Personal information
- Born: July 16, 1955 (age 71) Corona, California, U.S.
- Listed height: 6 ft 2 in (1.88 m)
- Listed weight: 225 lb (102 kg)

Career information
- High school: Bolsa Grande (Garden Grove, California)
- College: San Diego State
- NFL draft: 1978 (3rd round, 75th overall pick)

Career history
- Minnesota Vikings (1978); New York Giants (1980); San Diego Chargers (1981)*;
- * Offseason or practice squad member only
- Stats at Pro Football Reference

= Whip Walton =

American football player (born 1955)

Whip Walton (born July 16, 1955) is an American former professional football linebacker who played for the New York Giants of the National Football League (NFL). He played college football for the San Diego State Aztecs and was selected by the Minnesota Vikings in the third round of the 1978 NFL draft.

==Early life==
Whip Walton was born on July 16, 1955, in Corona, California. He attended Bolsa Grande High School in Garden Grove, California.

==College career==
Walton enrolled at San Diego State University to play college football for the Aztecs. He was a four-year letterman from 1974 to 1977. He was the defensive team captain his senior year in 1977, and set the school's (since-broken) single-season tackles record with 139. Walton finished his college career with three interceptions for 46 yards and a still-standing school-record of 407 tackles. He was inducted into San Diego State's athletics hall of fame in 2017.

==Professional career==
Walton was selected by the Minnesota Vikings in the third round, with the 75th overall pick, of the 1978 NFL draft. On August 15, 1978, he was placed on injured reserve, where he spent the entire 1978 season. He was released on August 21, 1979.

Walton signed with the New York Giants on February 1, 1980. He was released on September 1 but re-signed on September 4. He played in the first two games of the 1980 season before being placed on injured reserve on September 15. Walton was released by the Giants on October 1, 1980.
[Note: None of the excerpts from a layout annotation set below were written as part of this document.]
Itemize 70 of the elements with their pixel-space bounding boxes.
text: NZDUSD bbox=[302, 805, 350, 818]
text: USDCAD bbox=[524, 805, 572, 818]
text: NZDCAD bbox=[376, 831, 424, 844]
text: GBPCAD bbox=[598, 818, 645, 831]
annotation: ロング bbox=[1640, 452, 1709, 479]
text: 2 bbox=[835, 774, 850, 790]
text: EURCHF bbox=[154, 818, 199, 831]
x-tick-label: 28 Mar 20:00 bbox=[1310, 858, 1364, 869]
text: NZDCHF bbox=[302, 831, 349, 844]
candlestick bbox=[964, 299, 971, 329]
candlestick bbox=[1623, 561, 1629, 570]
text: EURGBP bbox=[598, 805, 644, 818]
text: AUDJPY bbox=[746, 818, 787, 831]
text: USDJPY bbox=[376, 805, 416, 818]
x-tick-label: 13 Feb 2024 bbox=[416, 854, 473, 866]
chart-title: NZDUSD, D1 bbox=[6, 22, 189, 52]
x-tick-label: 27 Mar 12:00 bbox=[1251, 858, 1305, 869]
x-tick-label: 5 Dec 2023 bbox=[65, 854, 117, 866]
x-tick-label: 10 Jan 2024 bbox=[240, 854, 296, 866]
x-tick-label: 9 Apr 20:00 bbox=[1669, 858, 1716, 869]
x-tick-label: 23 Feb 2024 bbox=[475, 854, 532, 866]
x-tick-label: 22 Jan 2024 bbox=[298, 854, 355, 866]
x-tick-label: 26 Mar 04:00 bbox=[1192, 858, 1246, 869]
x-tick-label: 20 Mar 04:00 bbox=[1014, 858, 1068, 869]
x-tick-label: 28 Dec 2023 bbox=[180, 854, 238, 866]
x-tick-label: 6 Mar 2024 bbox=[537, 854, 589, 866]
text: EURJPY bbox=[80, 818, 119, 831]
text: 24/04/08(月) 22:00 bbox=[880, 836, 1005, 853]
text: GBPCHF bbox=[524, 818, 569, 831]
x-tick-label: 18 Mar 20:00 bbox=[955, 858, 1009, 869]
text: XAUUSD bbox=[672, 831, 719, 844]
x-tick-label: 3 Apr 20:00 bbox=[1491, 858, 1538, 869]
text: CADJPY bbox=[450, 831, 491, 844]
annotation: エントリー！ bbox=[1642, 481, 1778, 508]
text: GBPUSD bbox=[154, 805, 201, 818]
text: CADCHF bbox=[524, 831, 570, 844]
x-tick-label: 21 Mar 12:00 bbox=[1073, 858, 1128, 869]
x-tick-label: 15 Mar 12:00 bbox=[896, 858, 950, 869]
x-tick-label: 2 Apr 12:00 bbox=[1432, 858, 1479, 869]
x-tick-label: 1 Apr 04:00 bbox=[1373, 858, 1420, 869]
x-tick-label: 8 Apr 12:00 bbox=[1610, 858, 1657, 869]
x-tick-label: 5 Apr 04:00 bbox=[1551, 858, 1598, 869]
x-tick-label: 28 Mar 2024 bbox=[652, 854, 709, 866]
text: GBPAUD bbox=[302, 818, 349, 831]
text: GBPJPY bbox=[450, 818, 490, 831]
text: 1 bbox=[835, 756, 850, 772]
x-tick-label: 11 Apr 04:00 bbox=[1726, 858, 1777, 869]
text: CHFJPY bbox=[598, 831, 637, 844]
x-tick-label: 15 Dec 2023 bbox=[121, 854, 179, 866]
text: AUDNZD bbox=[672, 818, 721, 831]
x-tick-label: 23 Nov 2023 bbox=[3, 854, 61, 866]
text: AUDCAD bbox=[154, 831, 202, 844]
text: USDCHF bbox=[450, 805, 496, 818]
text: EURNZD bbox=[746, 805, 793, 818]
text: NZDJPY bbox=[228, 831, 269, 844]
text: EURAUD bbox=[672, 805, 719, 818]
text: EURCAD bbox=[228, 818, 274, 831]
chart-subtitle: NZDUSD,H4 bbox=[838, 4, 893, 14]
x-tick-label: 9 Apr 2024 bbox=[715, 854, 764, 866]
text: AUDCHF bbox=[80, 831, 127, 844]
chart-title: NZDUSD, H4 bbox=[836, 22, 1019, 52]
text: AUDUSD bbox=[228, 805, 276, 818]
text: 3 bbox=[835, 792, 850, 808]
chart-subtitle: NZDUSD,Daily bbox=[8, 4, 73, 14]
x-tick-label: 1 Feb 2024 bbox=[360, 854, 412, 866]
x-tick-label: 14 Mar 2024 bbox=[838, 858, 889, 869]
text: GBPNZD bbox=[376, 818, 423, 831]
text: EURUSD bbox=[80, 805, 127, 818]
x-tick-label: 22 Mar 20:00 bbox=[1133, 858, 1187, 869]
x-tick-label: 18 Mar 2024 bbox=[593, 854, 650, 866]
Walton signed with the San Diego Chargers on June 22, 1981. He was released on August 17, 1981.

==Name==
In a May 3, 1978, article in the The Duluth News-Tribune written by Bruce Bennett, Walton said "My dad was a 'chief' in the Navy when I was born. He named me. I've never forgiven him." Bennett then wrote "Just what the connection is between Navy blue and the name Whip is not clear".